The Libyan Foreign Bank of Tripoli owns 100% of ALUBAF and co-founded NAIB alongside the Tunisian state. Kuwait is represented through KIPCO and Burgan Bank in TIB, while Bahrain is present through ABC.
As a result, strategic decisions within Tunisia’s offshore banking sector are often influenced more by developments in Tripoli, Kuwait City, or Manama than by local market conditions.
NAIB, established in 1984 with capital of USD 30 million, focuses primarily on financing the foreign trade activities of exporting SMEs through a network of correspondent banks in major international financial centers. Its model resembles that of ALUBAF, although recent performance data are not publicly available.
LINC: The sector’s ghost
The Loan and Investment Company (LINC), officially licensed as Tunisia’s seventh offshore bank, is no longer operational.
Its continued appearance on official lists illustrates the difficulty of cleaning up the regulatory landscape and removing institutions that have effectively become empty shells. It occupies a banking license that could potentially be reassigned, yet the issue has not been publicly debated.
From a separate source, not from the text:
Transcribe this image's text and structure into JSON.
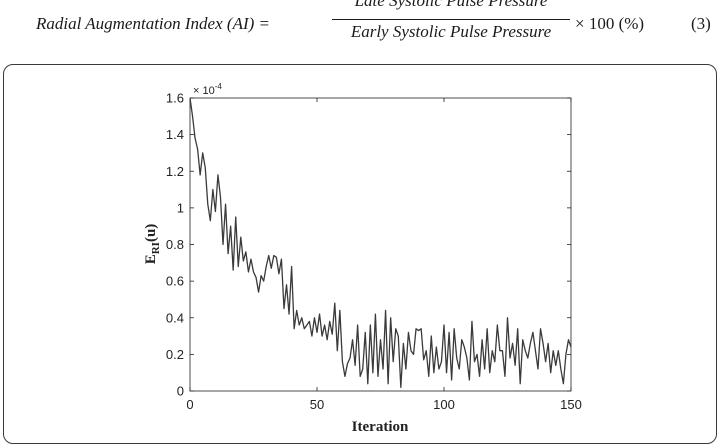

What 2025 changes structurally
The normalization witnessed in 2025 represents both a revelation and a recalibration. It clearly demonstrates that the purely rent-seeking model, collecting foreign currency, depositing it with the BCT, and living off interest income, is over.
Tunisia’s offshore banks will now have to perform genuine banking functions: financing foreign trade, supporting exporters, managing foreign-exchange flows, handling documentary operations, and developing treasury products for institutional clients.
This is precisely what ALUBAF has been doing for four decades, which explains its strong performance while some competitors struggled. TIB still possesses the resources needed to adapt. TF Bank’s Tunis branch will need to redefine its role in Tunisia.
And LINC stands as the most visible example of a model that ultimately failed to justify its existence.
The sector is entering a period of natural selection. Institutions with viable commercial business models will survive. Those without them will become increasingly marginal or disappear altogether.